Up late one evening, the urge to watch one of The Matrix films slowly made its way to my consciousness. As I opened my laptop, I wondered why I never downloaded the third Matrix film. I never once questioned why it was left out.
I watched as the Matrix 3 downloaded into my theatrical support group and as the film began I soon realized why it was unconsciously avoided.
In the film's opening scene, Neo finds himself alone in a train station called Mobil Ave (an anagram for Limbo). Lying down confused and helpless on the floor a young girl named Sati comes to his side to whisper,
“Good morning. Are you lost Neo?”
Sati and her family begin to warn of the dangers of this place as Neo slowly picks himself off the floor.
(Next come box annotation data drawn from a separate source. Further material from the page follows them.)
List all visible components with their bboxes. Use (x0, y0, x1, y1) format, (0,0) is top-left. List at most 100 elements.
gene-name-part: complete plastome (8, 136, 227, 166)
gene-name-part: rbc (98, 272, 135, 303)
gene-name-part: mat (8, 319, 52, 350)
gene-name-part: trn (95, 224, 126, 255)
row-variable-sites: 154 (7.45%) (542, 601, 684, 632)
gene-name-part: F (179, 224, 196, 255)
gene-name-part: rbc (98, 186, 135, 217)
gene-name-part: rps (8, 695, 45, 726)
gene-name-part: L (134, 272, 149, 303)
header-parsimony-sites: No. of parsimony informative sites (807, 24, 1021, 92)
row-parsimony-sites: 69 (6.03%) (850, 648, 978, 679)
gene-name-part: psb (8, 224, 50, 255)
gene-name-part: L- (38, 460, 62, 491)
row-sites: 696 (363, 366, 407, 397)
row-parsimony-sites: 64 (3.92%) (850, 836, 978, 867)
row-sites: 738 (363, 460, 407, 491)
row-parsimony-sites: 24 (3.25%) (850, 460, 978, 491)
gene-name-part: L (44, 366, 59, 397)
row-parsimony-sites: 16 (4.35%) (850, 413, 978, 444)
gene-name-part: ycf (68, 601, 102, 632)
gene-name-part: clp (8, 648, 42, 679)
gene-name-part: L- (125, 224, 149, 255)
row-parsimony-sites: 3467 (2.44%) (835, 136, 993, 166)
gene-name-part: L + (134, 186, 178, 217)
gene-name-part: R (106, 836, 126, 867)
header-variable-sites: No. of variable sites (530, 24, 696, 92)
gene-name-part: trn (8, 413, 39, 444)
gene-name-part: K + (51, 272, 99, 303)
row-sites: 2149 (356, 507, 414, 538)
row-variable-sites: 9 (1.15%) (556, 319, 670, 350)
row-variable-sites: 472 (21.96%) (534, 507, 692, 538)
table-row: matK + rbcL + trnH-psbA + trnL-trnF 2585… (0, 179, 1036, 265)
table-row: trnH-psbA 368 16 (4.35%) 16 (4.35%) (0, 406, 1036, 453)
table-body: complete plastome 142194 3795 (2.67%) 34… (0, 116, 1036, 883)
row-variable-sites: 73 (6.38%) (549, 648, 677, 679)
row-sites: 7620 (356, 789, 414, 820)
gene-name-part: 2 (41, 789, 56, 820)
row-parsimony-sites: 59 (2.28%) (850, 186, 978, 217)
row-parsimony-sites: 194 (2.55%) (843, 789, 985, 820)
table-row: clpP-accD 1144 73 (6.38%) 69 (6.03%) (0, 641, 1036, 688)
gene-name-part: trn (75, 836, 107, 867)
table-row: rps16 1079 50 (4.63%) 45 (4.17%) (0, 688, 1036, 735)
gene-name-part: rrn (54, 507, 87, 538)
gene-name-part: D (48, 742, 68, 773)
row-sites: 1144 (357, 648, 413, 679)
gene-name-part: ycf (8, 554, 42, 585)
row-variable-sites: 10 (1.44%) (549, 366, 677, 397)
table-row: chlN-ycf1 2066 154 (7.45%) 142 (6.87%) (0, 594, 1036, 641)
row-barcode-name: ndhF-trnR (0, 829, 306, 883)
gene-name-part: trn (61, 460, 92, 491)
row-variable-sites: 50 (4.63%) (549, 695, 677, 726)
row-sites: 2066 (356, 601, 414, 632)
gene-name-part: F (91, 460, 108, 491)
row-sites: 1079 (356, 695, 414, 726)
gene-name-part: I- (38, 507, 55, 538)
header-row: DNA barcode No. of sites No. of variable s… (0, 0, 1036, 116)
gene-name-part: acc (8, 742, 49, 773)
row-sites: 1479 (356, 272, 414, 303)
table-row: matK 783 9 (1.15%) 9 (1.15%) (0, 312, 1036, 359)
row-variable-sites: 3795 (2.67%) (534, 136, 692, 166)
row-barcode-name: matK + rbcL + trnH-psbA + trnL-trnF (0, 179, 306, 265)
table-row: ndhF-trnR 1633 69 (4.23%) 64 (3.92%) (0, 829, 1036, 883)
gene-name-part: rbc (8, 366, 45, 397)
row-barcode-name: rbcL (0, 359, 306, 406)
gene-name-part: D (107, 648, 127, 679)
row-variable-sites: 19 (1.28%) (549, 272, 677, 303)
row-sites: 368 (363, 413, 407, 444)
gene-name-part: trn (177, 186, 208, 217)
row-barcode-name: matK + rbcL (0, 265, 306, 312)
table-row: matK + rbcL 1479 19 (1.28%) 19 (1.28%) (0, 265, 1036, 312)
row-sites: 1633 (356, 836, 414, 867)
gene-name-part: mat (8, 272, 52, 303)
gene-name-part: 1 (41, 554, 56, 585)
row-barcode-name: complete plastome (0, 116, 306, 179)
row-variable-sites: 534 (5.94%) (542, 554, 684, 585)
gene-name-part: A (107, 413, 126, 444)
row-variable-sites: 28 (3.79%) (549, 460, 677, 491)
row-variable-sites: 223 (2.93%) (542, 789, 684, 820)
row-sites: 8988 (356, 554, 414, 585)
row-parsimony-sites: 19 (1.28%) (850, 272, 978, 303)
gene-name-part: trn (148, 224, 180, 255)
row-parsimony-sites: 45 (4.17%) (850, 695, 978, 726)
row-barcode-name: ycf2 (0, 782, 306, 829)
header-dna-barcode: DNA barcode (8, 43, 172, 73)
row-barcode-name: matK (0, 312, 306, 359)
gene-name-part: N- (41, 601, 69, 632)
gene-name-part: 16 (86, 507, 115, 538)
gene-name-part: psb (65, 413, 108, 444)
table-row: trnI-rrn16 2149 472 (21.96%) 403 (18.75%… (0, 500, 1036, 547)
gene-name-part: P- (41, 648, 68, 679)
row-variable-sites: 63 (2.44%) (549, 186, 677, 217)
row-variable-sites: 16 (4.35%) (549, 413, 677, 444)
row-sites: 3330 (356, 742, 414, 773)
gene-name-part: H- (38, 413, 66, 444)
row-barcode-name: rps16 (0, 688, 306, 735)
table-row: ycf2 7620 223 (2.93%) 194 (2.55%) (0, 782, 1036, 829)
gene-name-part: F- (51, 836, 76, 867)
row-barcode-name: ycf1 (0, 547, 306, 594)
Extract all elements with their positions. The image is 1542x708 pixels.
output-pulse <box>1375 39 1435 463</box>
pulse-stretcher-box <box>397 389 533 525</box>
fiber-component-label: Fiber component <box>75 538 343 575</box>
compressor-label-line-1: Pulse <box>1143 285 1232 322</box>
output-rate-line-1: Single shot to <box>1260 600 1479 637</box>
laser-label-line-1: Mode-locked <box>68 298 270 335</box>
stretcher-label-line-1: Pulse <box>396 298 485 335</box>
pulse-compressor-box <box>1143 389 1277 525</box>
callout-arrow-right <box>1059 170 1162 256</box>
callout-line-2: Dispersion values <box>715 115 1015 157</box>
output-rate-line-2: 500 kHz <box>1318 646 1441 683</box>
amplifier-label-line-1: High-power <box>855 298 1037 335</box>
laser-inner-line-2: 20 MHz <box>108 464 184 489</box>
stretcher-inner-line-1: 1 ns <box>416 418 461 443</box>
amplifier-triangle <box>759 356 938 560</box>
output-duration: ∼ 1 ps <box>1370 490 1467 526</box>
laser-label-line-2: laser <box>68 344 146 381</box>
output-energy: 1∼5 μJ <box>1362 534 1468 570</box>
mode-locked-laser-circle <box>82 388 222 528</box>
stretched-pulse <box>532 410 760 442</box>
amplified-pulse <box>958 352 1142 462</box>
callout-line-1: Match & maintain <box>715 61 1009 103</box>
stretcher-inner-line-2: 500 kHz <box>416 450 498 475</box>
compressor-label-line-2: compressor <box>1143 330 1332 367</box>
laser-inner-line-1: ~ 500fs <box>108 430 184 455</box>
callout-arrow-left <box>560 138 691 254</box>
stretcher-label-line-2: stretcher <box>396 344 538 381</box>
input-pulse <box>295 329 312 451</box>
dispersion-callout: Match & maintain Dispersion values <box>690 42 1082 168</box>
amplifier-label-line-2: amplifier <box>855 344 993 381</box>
He is trapped in a space between the machine world and the matrix — a no man's land, a place with no way out.
Neo is unfazed by Rama, Sati’s father's warning as he’s amassed the confidence of a god. The first two films depict Neo as a powerful messiah-like figure so this was just another obstacle that he could bend and shift his way out of. As the train pulls in to pick up Rama, his wife Kamala, and his daughter Sati, a determined Neo follows behind. The trainman obstructs his attempt to enter and Neo still wearing the arrogance of his previous self warns that he better let him on or else. The trainman quickly thrusts Neo into the tiled station’s wall leaving him battered and bruised on the ground as he yells, “Down here, I’m God!”
Neo, the hero of the human race was defeated. The man who did what no other human could, flying high above the clouds like Superman in an instant whittled down to a hopeless, powerless state. Uncomfortably, we watch someone be built up so high — suddenly fall flat.
As I watched this scene it felt like a perfect metaphor for one’s spiritual transformation.